The axes that we need more of involve analog and RF. Less power consumption, better RF speed/range, higher speed PCI, etc. all require messy analog and RF design. And those are the expensive tools. Those are also the complex tools require genuine knowledge.
Now, if your AI could deliver analog and RF, you'd make a gazillion dollars. The fact that everybody knows this and still haven't pulled it off should tell you something.
Would you really earn more money doing this than monopolizing online search advertising? Because I find that hard to believe. Hardware seems like a miserable business.
That might change if geopolitical tensions fragment the global supply chains.
Being a fab is a garbage business.
Being a software supplier to fabless semiconductor companies is a very profitable business.
In the Gold Rush, the people who came out rich were selling the shovels and denim.

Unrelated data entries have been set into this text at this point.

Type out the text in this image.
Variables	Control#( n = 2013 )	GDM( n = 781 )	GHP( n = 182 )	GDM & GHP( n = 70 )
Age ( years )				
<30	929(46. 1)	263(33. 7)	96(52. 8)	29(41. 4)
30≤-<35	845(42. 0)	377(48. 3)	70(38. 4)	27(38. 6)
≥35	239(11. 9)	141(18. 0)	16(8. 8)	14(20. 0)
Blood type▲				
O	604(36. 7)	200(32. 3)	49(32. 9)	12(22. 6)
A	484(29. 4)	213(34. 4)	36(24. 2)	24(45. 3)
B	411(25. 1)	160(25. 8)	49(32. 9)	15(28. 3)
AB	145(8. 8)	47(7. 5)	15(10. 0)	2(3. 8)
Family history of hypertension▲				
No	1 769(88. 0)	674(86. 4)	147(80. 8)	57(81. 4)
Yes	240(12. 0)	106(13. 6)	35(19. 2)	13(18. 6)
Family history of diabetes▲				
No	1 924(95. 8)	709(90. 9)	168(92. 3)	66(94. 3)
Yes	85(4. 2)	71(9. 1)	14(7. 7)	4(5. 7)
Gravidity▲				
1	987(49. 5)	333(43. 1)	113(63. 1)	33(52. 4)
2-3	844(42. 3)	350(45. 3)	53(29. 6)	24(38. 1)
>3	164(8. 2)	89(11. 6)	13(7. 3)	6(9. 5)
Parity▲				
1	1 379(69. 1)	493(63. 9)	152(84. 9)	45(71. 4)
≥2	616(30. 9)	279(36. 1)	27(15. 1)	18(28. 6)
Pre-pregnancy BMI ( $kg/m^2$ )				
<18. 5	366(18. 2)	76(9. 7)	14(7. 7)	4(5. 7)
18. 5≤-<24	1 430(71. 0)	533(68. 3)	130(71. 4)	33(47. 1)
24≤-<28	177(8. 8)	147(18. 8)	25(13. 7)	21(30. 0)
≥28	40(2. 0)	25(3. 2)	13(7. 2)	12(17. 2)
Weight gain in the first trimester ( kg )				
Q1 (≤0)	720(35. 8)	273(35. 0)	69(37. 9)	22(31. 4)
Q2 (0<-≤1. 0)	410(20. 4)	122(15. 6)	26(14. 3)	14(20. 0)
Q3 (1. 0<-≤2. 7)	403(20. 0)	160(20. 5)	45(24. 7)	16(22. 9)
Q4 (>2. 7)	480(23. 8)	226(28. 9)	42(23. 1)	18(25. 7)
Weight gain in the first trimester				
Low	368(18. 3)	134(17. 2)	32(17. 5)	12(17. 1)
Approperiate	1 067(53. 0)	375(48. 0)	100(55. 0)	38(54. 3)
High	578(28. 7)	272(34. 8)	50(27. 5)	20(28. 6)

We have textual slop, visual slop, audio slop, so we asked: "What else do we want to sloppify?". And then it dawned on me. ICs. ICs haven't been slopped yet — sure, we could ask the machine to generate some vhdl, but that isn't the same. So we present: Silicon Slop.
I am actually astonished. Is this what happens when the NYU board of directors tells every department they have to use and create AI, or they will stop funding? What is going on?
Ah, thanks; we definitely needed more artisanal, real human social media slop like this.
Improving the lived experience keeping it real! Feels so much more authentic.
More people would love AI if it communicated like an emo *Nix elitist. Train it on Daria, Eeyore, and grunge lyrics! People will love it!
Bootstrap framework for chips, Verilog stolen from books and from GitHub.